Anastassiades questioned why Papadopoulos would prefer Serdar Denktash “someone who wants two separate states” as his preferred interlocutor.
“It appears that President Papadopoulos, although he refused to meet Mr Talat in Burgenstock, despite the latter’s repeated calls to do so, preferred to have secret meetings with Mr Serdar Denktash for one hour and 30 minutes,” the DISY leader said.
“What was it that Mr Serdar Denktash knew that no member of the National Council knew?” He also questioned why the President had reacted so negatively when he himself had met Talat.
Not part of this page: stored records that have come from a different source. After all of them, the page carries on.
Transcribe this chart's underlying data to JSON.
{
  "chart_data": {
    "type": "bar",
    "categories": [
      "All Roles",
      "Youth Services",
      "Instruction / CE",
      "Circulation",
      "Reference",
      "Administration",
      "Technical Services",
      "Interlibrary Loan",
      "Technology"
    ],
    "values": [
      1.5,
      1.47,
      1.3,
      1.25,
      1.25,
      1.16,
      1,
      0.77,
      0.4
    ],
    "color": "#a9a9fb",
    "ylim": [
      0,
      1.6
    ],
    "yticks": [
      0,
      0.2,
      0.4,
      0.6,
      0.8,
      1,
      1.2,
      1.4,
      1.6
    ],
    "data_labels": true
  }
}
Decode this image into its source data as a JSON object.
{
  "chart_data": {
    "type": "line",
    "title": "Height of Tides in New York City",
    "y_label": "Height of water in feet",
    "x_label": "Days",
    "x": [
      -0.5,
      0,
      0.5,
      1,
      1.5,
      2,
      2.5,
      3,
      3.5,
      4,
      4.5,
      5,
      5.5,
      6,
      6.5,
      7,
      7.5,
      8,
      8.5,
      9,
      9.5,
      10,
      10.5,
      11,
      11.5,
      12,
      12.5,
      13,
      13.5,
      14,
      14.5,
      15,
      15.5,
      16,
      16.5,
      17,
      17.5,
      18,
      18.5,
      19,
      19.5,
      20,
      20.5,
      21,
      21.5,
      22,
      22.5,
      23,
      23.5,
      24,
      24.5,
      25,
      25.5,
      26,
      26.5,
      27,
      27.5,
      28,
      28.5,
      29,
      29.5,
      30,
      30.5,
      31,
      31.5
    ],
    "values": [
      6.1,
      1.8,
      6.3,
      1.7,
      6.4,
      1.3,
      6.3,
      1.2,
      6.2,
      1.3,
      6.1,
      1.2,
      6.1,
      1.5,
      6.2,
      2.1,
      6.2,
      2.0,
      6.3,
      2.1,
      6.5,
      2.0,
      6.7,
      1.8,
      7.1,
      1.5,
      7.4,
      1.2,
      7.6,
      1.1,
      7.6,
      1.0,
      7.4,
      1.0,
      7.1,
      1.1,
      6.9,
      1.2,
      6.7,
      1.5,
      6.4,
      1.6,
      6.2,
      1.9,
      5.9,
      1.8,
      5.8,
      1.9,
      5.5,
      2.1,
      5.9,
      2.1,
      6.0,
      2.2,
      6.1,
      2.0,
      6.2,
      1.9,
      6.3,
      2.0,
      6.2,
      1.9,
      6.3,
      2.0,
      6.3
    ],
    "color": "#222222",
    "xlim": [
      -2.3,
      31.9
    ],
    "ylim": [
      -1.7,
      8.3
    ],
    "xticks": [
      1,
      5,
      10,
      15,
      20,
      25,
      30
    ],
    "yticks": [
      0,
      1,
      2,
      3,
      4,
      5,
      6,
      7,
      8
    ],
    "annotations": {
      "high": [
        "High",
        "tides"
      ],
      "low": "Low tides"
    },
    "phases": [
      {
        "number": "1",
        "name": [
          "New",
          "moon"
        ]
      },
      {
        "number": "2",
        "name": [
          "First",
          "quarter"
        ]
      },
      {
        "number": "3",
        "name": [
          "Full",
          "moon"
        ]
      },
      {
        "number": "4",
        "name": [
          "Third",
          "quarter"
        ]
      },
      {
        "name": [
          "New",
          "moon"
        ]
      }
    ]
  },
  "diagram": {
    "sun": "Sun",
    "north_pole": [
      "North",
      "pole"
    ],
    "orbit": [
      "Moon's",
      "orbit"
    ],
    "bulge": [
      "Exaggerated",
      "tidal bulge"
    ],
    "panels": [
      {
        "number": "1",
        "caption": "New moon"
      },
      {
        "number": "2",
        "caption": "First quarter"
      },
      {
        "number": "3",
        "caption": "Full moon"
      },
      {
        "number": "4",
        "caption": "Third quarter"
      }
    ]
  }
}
“We consider it an offence not only to take part in secret discussions, but that President Papadopoulos decided that he could reveal his positions to the Turkish Cypriot side but not to Greek Cypriot political leaders,” Anastassiades said.
“I also express my bitterness that our own initiatives for dialogue with the Turkish Cypriot side, which are conducted under conditions of complete transparency and with written briefings to the President of the Republic, seeking the creation of conditions of reciprocal respect and understanding between the two communities, were mocked in unacceptable terms.”
He said he also brought up with Papadopoulos on August 2 the subject of a possible meeting between the President and Talat, but the notion was rejected by Papadopoulos.
Anastassiades said he would not name any other politicians or party leaders who might have taken part in the meetings with Talat.
“I leave this subject open so that I do not wrongly attribute any responsibilities on any political leader,” he said.
But he added, the real issue was why Papadopoulos had rejected the notion of meetings with Talat in favour of meeting Serdar Denktash, and why the National Council had been sidelined. “If the President prefers to give away his thoughts and positions to Mr Denktash rather than the Greek Cypriot leadership, then we do not see the raison d’être and function of the National Council,” he said.
Asked what he thought the aim of the meetings with Denktash were, Anastassiades said they were not only for the postponement of the referendum but also for the indefinite postponement of any discussions.
“These are the big question marks,” he said. “It’s up to him to explain to us what is preventing him from meeting Mr Talat.”